Using PCE as the primary contaminant during ongoing reductive dechlorination, each time a chlorine atom is plucked off of the parent molecule; PCE turns to trichloroethene (TCE), TCE to dichloroethene (DCE), DCE to vinyl chloride, and vinyl chloride to ethene.  The conditions present in the subsurface can be studied carefully and a remediation plan can be devised that takes advantage of this complicated, naturally occurring process to help achieve cleanup objectives where spills of PCE have occurred.  Many times, anaerobic conditions in the contaminated groundwater must be enhanced and a source of food for the microbes must be delivered to the subsurface to speed up the reductive dechlorination process.  This adds significant cost and time to remediation projects, as compared to the monitored natural attenuation of a petroleum plume.

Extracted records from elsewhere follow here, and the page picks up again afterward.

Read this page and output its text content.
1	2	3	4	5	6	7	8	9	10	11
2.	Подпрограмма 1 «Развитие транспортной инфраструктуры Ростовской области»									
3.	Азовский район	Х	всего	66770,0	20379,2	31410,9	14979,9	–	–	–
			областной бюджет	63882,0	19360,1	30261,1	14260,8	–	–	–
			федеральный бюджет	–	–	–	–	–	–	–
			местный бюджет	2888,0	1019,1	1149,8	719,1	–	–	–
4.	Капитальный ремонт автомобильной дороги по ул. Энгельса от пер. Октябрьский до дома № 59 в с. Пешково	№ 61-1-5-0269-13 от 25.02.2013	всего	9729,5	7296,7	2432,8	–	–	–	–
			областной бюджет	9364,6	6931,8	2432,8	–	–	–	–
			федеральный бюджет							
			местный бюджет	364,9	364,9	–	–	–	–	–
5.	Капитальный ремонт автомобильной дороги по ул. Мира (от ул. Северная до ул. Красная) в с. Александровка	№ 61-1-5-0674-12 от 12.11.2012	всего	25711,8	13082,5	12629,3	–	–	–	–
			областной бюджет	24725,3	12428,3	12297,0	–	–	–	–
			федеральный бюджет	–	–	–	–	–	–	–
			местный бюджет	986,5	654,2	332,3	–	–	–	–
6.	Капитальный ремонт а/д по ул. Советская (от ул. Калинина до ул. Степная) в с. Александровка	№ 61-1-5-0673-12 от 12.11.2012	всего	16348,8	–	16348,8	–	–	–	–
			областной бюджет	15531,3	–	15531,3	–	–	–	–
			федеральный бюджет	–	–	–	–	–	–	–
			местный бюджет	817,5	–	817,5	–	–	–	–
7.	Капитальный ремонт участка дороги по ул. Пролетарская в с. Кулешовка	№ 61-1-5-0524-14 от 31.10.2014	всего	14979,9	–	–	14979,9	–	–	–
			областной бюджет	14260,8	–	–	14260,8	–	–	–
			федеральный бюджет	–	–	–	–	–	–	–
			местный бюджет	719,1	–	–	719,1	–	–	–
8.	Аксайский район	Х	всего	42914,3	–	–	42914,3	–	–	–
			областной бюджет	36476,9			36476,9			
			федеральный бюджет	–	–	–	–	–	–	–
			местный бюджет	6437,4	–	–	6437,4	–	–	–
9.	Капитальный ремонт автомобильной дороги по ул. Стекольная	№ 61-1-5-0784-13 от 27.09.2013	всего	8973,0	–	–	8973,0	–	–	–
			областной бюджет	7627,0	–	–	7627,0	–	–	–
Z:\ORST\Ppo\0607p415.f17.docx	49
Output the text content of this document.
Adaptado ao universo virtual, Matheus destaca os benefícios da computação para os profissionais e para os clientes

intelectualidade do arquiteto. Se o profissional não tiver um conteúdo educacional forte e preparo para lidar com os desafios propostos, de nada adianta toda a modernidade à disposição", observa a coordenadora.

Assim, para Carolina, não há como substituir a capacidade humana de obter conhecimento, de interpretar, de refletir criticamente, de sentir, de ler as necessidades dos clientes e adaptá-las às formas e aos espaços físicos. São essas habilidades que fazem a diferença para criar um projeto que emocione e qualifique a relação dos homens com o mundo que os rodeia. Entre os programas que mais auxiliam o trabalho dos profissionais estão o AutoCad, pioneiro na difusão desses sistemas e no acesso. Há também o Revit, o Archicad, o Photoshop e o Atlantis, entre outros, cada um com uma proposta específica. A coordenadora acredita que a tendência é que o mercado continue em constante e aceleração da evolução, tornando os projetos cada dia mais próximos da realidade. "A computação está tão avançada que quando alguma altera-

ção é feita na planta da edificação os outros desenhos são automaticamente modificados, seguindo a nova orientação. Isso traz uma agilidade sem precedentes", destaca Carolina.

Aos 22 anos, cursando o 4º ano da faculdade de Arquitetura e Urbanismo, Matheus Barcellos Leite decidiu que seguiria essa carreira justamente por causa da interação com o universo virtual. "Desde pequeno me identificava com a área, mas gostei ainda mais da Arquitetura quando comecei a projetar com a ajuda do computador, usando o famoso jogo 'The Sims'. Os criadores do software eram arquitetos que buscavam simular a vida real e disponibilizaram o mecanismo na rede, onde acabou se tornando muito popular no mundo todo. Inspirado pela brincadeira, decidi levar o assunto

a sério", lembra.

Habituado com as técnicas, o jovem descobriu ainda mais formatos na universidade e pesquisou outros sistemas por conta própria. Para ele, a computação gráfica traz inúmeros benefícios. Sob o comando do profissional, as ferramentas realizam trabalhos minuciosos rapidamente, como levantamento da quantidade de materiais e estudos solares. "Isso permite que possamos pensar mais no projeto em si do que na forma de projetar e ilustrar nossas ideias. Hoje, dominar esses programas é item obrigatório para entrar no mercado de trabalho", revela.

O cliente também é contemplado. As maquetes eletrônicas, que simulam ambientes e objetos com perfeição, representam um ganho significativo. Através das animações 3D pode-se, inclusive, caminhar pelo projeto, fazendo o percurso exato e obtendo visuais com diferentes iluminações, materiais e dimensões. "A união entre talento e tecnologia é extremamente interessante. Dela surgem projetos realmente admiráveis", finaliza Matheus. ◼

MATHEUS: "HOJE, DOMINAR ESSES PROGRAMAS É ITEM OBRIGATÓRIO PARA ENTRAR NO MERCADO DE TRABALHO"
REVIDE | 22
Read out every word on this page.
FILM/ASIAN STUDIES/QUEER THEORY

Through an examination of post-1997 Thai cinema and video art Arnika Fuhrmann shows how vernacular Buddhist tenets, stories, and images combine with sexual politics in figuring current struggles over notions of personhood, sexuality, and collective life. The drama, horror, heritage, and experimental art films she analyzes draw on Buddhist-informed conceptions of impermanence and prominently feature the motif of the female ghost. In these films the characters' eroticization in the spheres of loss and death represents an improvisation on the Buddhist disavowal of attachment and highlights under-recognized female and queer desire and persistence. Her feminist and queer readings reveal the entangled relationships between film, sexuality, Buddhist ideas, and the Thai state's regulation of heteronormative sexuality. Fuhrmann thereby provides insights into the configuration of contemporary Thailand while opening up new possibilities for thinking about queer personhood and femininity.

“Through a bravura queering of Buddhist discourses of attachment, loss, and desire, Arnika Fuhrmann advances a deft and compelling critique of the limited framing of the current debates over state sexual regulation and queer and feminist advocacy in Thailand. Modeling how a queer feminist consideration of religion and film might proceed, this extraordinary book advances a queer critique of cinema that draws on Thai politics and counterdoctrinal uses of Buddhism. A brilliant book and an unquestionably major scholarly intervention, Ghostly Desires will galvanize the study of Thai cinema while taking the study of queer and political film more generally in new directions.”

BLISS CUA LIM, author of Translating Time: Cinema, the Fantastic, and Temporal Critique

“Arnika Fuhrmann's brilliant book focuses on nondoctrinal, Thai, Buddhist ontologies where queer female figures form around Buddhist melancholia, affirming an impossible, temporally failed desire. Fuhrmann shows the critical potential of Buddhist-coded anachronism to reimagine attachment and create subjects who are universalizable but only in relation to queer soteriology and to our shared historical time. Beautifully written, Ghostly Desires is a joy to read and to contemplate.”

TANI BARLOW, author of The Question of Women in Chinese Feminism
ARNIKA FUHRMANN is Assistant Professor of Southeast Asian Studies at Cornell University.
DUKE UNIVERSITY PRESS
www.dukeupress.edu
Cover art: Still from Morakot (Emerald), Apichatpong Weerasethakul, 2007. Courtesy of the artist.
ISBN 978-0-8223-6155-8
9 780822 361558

PCE Vapors are Persistent and Mobile
Not only is PCE resistant to natural degradation when it is dissolved in groundwater, it also can remain in the subsurface in its vapor phase for a long period of time without breaking down.  As all dry cleaners know, the volatile nature of PCE means that it will evaporate from a liquid to a vapor easily; that is one of the characteristics that make it such a good cleaning solvent.  However, once PCE is released to the subsurface it also volatilizes and disperses through unsaturated soils.  If the vapors reached an occupied structure and migrate into the occupied space, vapor intrusion (VI) has occurred.  VI concerns are at the top of most every regulator’s list of concerns since PCE is considered a probable carcinogen, and the U.S. Environmental Protection Agency (EPA) is in the process of revising and finalizing its guidance on the issue.

The petroleum hydrocarbon compound Benzene is a major component of gasoline spills, is also very volatile and is a known carcinogen.  In the presence of oxygen, once again, benzene vapors have been shown to naturally degrade in the subsurface environment.  As a result, the occurrence of VI concerns resulting from releases of petroleum products is limited.  Since PCE vapors do not readily breakdown, they have been known to travel great distances from even minor solvent spills.  Many dry cleaners are located close to their customers in highly populated areas, and as a result the risk of VI to occur from a subsurface release is compounded.  The VI exposure pathway is an extremely complicated process, which requires a sophisticated and knowledgeable environmental professional to adequately investigate and address. 
Although the cost of investigating and addressing VI issues can greatly affect the total dollar amount of PCE remediation projects, the potential cost of third-party legal concerns related to off-site migration of PCE vapors are typically not even quantified. 
These are only a few of the reasons that releases of PCE from neighborhood dry cleaners are commonly so much more expensive to address than those from the typical corner gas station.  It is crucial that owners and operators of dry cleaning operations that have historically used or presently use PCE be aware of all potential funding sources; such as historical insurance policies, or even potentially redevelopment clean-up grants.  Only a few states actually have remediation trust funds established for cleaning up dry cleaner sites.  If you find yourself in the unfortunate situation of having the financial responsibility for a release of PCE to the subsurface, be sure to consult with an environmental professional that fully understands the special issues related dry cleaner sites and can make smart, cost-effective decisions.